When ChatGPT login auth is supported in a test, make it explicit. For example,
use an env var such as CHATGPT_CREDENTIALS and set auth_mode: "chatgpt" plus
the credentials path in the request overrides. Do not silently fall back from a
requested credential mode to API-key mode.
Process Telemetry
Capture process-quality signals separately from final pass/fail:
- total tool calls and tool calls by name
- whether the agent read the guide
- whether it read plugin source
- whether it read example tests
- generated files
- syntax checks or cheap local tests attempted
- final validation attempted
- command failures observed
Use both soft and hard budgets:
- soft tool-call limit: warn or report diagnostics, but allow a valid solution
- hard tool-call limit: stop or fail the request
- soft timeout: warn and continue so downstream validation can still be observed
- hard timeout: fail and terminate the run
Soft-budget failures are instruction-tuning signals. Hard-budget failures are test failures.
Fixture Design
Fixtures should be small but realistic. Prefer real files, package manifests, git repositories, and tests over mocked internals. For multi-repository or multi-service workflows, initialize fixture repositories during test setup and clean them up through the test temp directory.
The assertion should check behavior, not exact text.
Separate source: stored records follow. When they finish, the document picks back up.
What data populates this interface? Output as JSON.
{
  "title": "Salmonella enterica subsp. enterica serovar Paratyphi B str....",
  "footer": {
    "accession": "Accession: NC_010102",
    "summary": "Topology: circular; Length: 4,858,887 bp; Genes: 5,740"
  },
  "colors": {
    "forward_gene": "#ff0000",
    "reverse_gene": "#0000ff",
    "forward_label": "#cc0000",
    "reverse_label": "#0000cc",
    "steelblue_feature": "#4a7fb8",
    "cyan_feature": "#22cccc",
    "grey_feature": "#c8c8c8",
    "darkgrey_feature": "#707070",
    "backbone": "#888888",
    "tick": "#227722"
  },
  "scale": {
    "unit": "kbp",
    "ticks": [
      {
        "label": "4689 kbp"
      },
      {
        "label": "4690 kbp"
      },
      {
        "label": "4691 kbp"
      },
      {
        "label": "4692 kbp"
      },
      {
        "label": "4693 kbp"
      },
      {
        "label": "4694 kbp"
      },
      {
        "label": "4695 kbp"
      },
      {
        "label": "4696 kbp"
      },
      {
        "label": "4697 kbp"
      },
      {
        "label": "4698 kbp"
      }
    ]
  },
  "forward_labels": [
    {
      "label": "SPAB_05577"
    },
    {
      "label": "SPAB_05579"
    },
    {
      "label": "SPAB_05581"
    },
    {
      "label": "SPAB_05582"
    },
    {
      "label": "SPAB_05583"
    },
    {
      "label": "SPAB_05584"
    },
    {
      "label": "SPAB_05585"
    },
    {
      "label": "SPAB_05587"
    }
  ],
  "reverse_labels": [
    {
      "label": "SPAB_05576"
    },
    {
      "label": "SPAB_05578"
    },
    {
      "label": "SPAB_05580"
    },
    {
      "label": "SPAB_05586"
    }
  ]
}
Good assertions include:
- required files exist and are executable
- generated JSON matches expected shape
- generated scripts pass shell syntax checks
- a local no-Docker harness passes when custom transfer/setup behavior is generated
- the final public validation command passes
Avoid test-only product shortcuts. If the realistic test exposes a product defect, keep the test realistic and fix the product code or document a follow-up task.
Documentation And Completion Notes
When the test exposes model confusion, update the guide first. Keep the developer message concise and generic. Record observed model behavior in task completion notes, including tool counts, timeouts, source reads, and remaining product issues.
If a passing test still exceeds a soft budget, treat it as functionally passing but performance-suspect. Do not hide product startup or dependency problems by only raising hard timeouts.